Sebelum terpilih masuk dalam tim Everest 1997 tersebut, Asmujiono harus bersaing dengan sejumlah personel Kopassus lain, untuk membuktikan bahwa ia layak diberikan kesempatan menaklukkan puncak tertinggi di dunia itu.

Pada akhirnya, Asmujiono menjadi salah satu anggota tim yang saat itu 43 orang. Tim itu terdiri dari berbagai unsur, yakni Kopassus Tentara Nasional Indonesia Angkatan Darat (TNI AD) dan masyarakat sipil dan diberangkatkan ke Nepal, pada November 1996.

Tim tersebut juga mendatangkan pelatih Anatoly Boukreev dan dokter dari Rusia, termasuk didampingi sherpa terbaik dari Nepal. Tim tersebut melakukan aklimatisasi atau penyesuaian pada kondisi lingkungan, sebelum melakukan pendakian ke Everest.

Tim yang beranggotakan 43 orang tersebut, kembali harus melakukan seleksi sebelum dipastikan mampu melakukan pendakian Everest yang berisiko tinggi. Proses seleksi tersebut dilakoni dengan cukup berat hingga batas kemampuan manusia.

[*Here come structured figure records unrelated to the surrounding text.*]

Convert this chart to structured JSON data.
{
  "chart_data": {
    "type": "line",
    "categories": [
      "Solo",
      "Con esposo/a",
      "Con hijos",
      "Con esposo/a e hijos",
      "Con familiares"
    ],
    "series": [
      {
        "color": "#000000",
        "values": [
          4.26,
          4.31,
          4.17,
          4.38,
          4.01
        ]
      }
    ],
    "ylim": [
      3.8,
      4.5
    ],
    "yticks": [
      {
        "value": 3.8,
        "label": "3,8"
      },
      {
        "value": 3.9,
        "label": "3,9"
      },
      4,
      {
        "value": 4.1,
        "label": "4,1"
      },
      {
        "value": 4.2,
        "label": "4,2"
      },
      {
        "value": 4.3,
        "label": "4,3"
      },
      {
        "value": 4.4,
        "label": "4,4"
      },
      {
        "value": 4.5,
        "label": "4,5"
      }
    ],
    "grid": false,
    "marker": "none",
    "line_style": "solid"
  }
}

Pada akhirnya, jumlah personel yang dinilai mampu melakukan pendakian Everest saat itu diputuskan sebanyak 16 orang. Dari 16 orang tersebut, 10 di antaranya merupakan anggota Kopassus TNI AD dan sisanya masyarakat sipil.

Tim tersebut, kemudian dibagi menjadi dua kelompok, yakni Tim Utara dan Tim Selatan. Tim Utara beranggotakan enam orang, sementara Tim Selatan 10 orang. Dibentuknya dua tim tersebut bertujuan untuk menaklukkan Everest dari dua arah.

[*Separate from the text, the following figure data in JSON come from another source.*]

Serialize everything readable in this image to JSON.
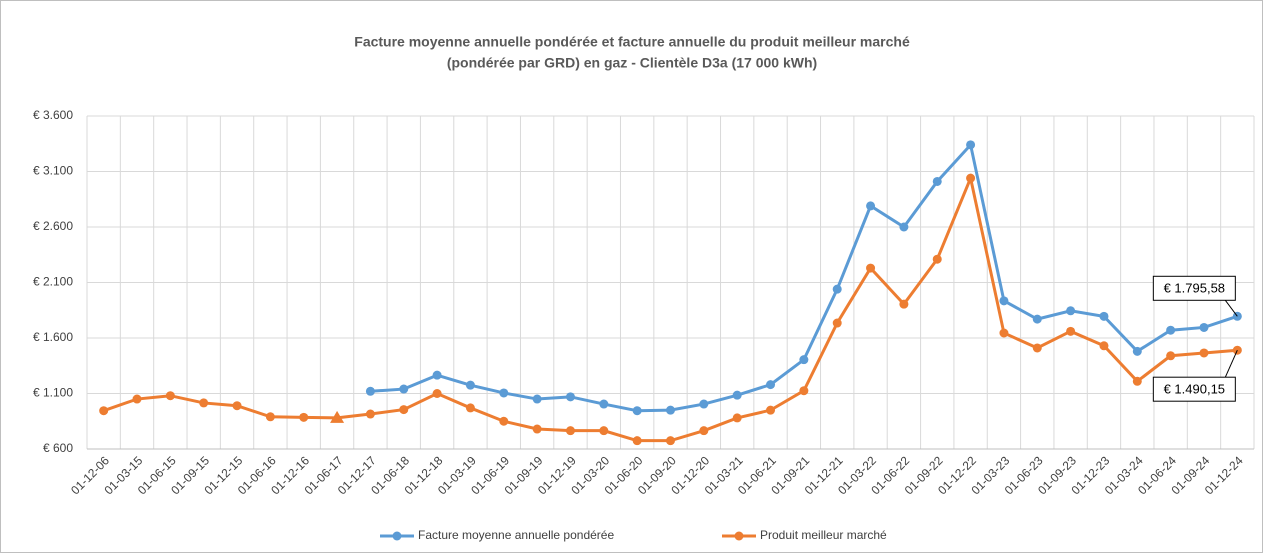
{
  "chart_data": {
    "type": "line",
    "title": [
      "Facture moyenne annuelle pondérée et facture annuelle du produit meilleur marché",
      "(pondérée par GRD) en gaz - Clientèle D3a (17 000 kWh)"
    ],
    "categories": [
      "01-12-06",
      "01-03-15",
      "01-06-15",
      "01-09-15",
      "01-12-15",
      "01-06-16",
      "01-12-16",
      "01-06-17",
      "01-12-17",
      "01-06-18",
      "01-12-18",
      "01-03-19",
      "01-06-19",
      "01-09-19",
      "01-12-19",
      "01-03-20",
      "01-06-20",
      "01-09-20",
      "01-12-20",
      "01-03-21",
      "01-06-21",
      "01-09-21",
      "01-12-21",
      "01-03-22",
      "01-06-22",
      "01-09-22",
      "01-12-22",
      "01-03-23",
      "01-06-23",
      "01-09-23",
      "01-12-23",
      "01-03-24",
      "01-06-24",
      "01-09-24",
      "01-12-24"
    ],
    "series": [
      {
        "name": "Facture moyenne annuelle pondérée",
        "color": "#5b9bd5",
        "values": [
          null,
          null,
          null,
          null,
          null,
          null,
          null,
          null,
          1120,
          1140,
          1265,
          1175,
          1105,
          1050,
          1070,
          1005,
          945,
          950,
          1005,
          1085,
          1180,
          1405,
          2040,
          2790,
          2600,
          3010,
          3340,
          1935,
          1770,
          1845,
          1795,
          1480,
          1670,
          1695,
          1795.58
        ],
        "value_labels": [
          null,
          null,
          null,
          null,
          null,
          null,
          null,
          null,
          null,
          null,
          null,
          null,
          null,
          null,
          null,
          null,
          null,
          null,
          null,
          null,
          null,
          null,
          null,
          null,
          null,
          null,
          null,
          null,
          null,
          null,
          null,
          null,
          null,
          null,
          "€ 1.795,58"
        ]
      },
      {
        "name": "Produit meilleur marché",
        "color": "#ed7d31",
        "values": [
          945,
          1050,
          1080,
          1015,
          990,
          890,
          885,
          880,
          915,
          955,
          1100,
          970,
          850,
          780,
          765,
          765,
          675,
          675,
          765,
          880,
          950,
          1125,
          1735,
          2230,
          1905,
          2310,
          3040,
          1645,
          1510,
          1660,
          1530,
          1210,
          1440,
          1465,
          1490.15
        ],
        "value_labels": [
          null,
          null,
          null,
          null,
          null,
          null,
          null,
          null,
          null,
          null,
          null,
          null,
          null,
          null,
          null,
          null,
          null,
          null,
          null,
          null,
          null,
          null,
          null,
          null,
          null,
          null,
          null,
          null,
          null,
          null,
          null,
          null,
          null,
          null,
          "€ 1.490,15"
        ],
        "marker_overrides": [
          {
            "index": 7,
            "shape": "triangle"
          }
        ]
      }
    ],
    "ylim": [
      600,
      3600
    ],
    "yticks": [
      {
        "value": 600,
        "label": "€ 600"
      },
      {
        "value": 1100,
        "label": "€ 1.100"
      },
      {
        "value": 1600,
        "label": "€ 1.600"
      },
      {
        "value": 2100,
        "label": "€ 2.100"
      },
      {
        "value": 2600,
        "label": "€ 2.600"
      },
      {
        "value": 3100,
        "label": "€ 3.100"
      },
      {
        "value": 3600,
        "label": "€ 3.600"
      }
    ],
    "grid": true,
    "legend": "bottom"
  }
}
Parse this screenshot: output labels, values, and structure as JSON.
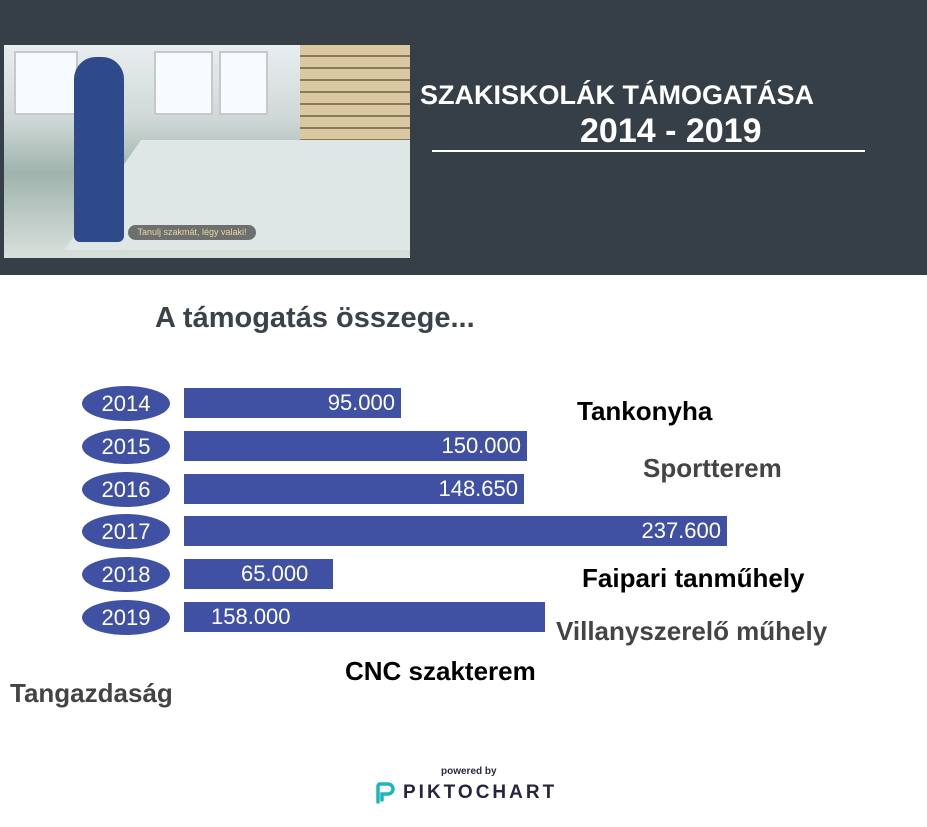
{
  "header": {
    "title": "SZAKISKOLÁK TÁMOGATÁSA",
    "years": "2014 - 2019",
    "photo_caption": "Tanulj szakmát, légy valaki!"
  },
  "subtitle": "A támogatás összege...",
  "chart_data": {
    "type": "bar",
    "orientation": "horizontal",
    "categories": [
      "2014",
      "2015",
      "2016",
      "2017",
      "2018",
      "2019"
    ],
    "values": [
      95000,
      150000,
      148650,
      237600,
      65000,
      158000
    ],
    "value_labels": [
      "95.000",
      "150.000",
      "148.650",
      "237.600",
      "65.000",
      "158.000"
    ],
    "color": "#4051a3"
  },
  "projects": [
    {
      "text": "Tankonyha",
      "color": "#000000"
    },
    {
      "text": "Sportterem",
      "color": "#444444"
    },
    {
      "text": "Faipari tanműhely",
      "color": "#000000"
    },
    {
      "text": "Villanyszerelő műhely",
      "color": "#444444"
    },
    {
      "text": "CNC szakterem",
      "color": "#000000"
    },
    {
      "text": "Tangazdaság",
      "color": "#444444"
    }
  ],
  "footer": {
    "powered_by": "powered by",
    "brand": "PIKTOCHART"
  }
}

Asmujiono yang saat itu berpangkat prajurit satu (pratu), bergabung dengan Tim Selatan bersama Sersan Satu (Sertu) Misirin dan Letnan Satu (Lettu) Iwan Setiawan. Dari 10 orang di Tim Selatan, hanya tiga orang itu yang dinyatakan siap untuk mendaki puncak Everest.

 

Terkena Gejala Radang Dingin

Gunung Everest
Gunung Everest (sumber: unsplash)

Pada saat melakukan persiapan untuk pendakian Everest, tiga orang tersebut melakukan latihan perjalanan dari sejumlah titik kumpul (basecamp). Pada saat menjalani sesi persiapan tersebut, Asmujiono sempat terkena gejala radang dingin atau frostbite.

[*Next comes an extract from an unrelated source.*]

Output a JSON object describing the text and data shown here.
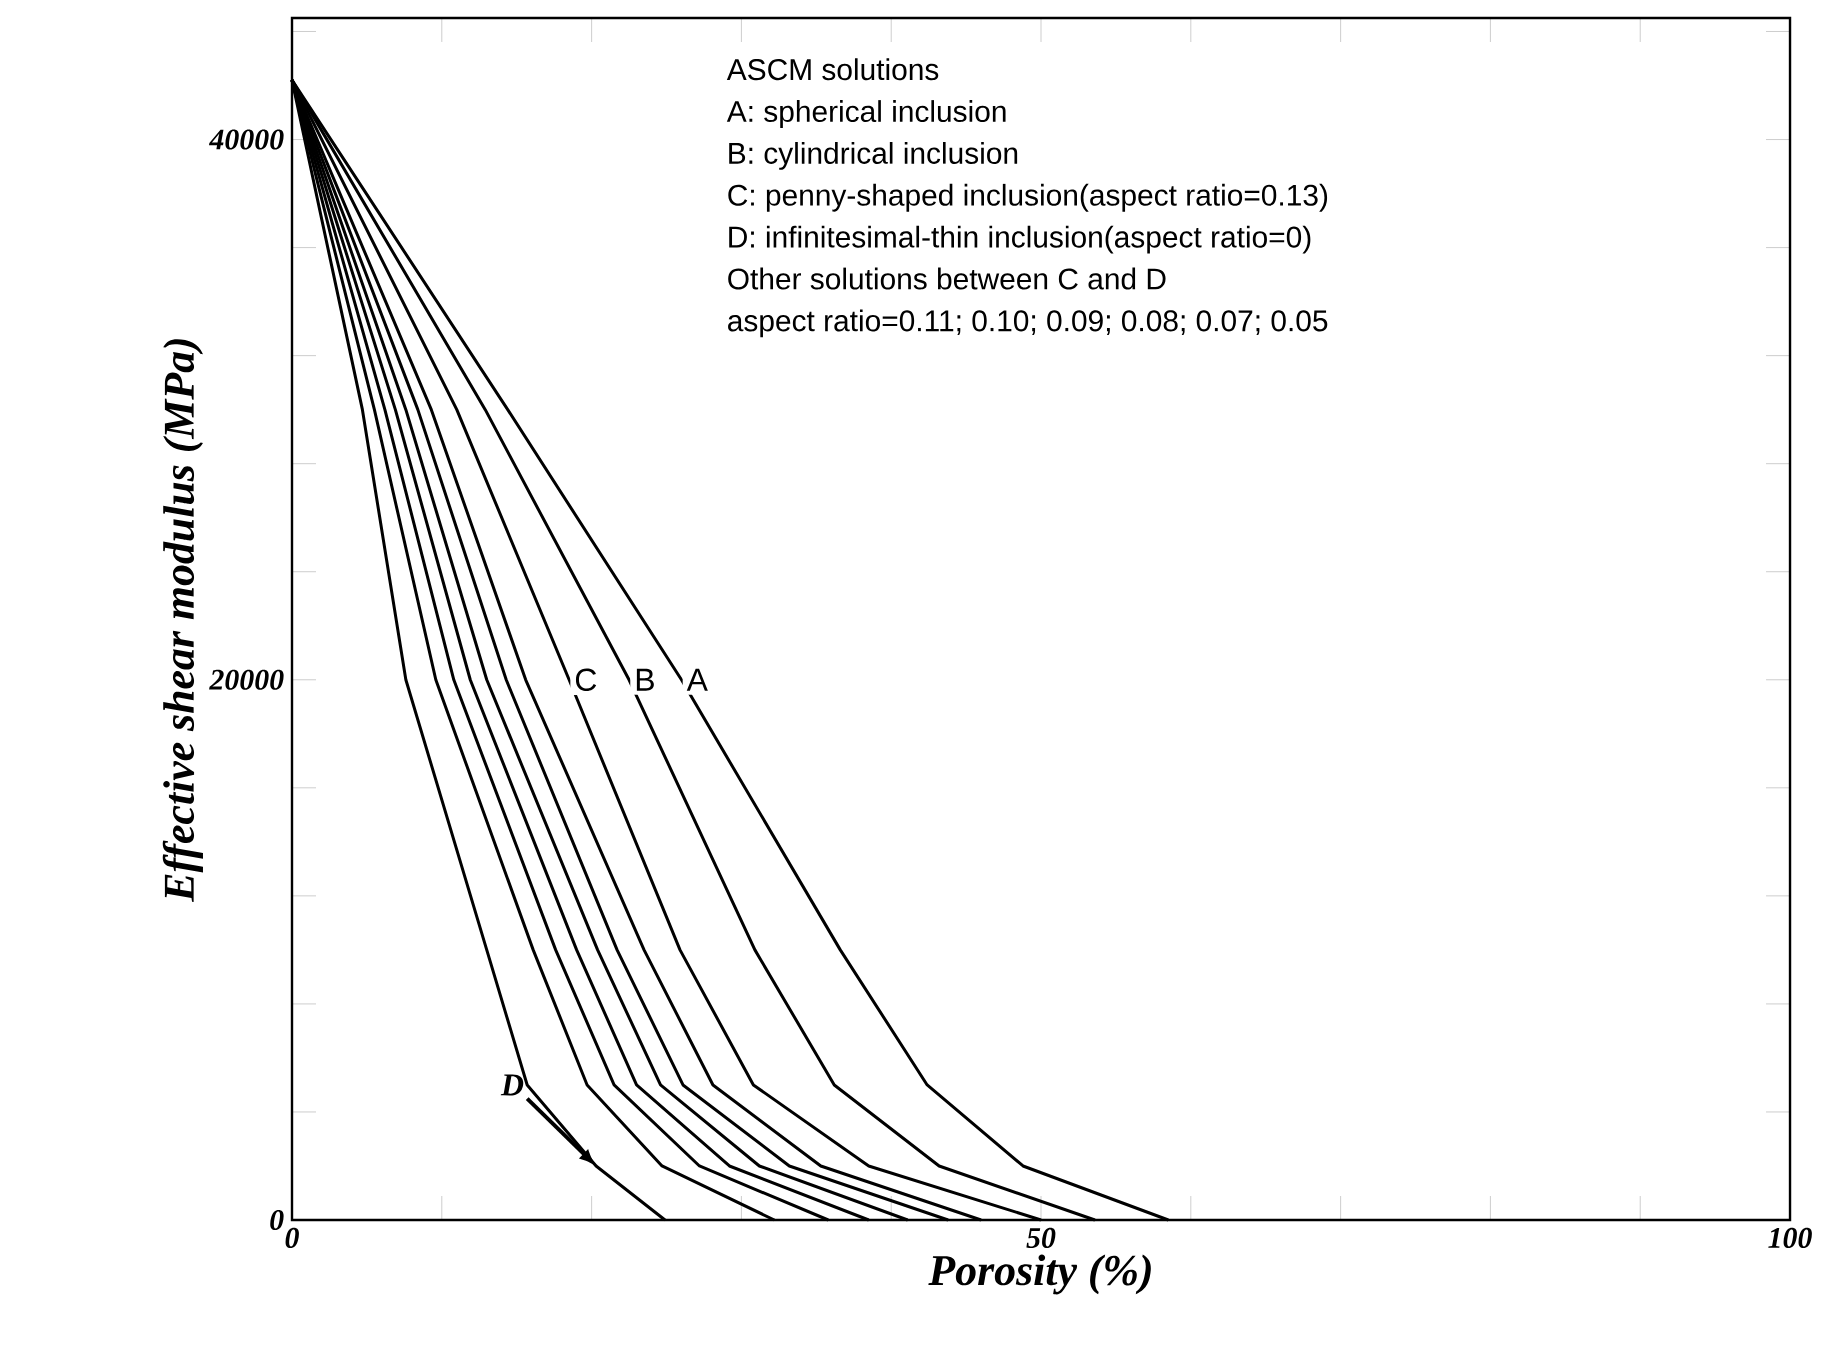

Perjalanan tim Everest 1997 menuju puncak tertinggi dunia dari basecamp 4, dilakukan pada 26 April 1997 kurang lebih pukul 00.00 waktu setempat. Asmujiono sempat merasakan nyeri di punggung dan masalah pada tabung oksigen miliknya sebelum melakukan pendakian tersebut.

Dalam pendakian tersebut, Asmujiono, Misirin dan Iwan Setiawan didampingi oleh dua orang sherpa, serta pelatih dan dokter dari Rusia. Tujuh orang tersebut, memulai perlahan pendakian untuk mencapai atap dunia tersebut.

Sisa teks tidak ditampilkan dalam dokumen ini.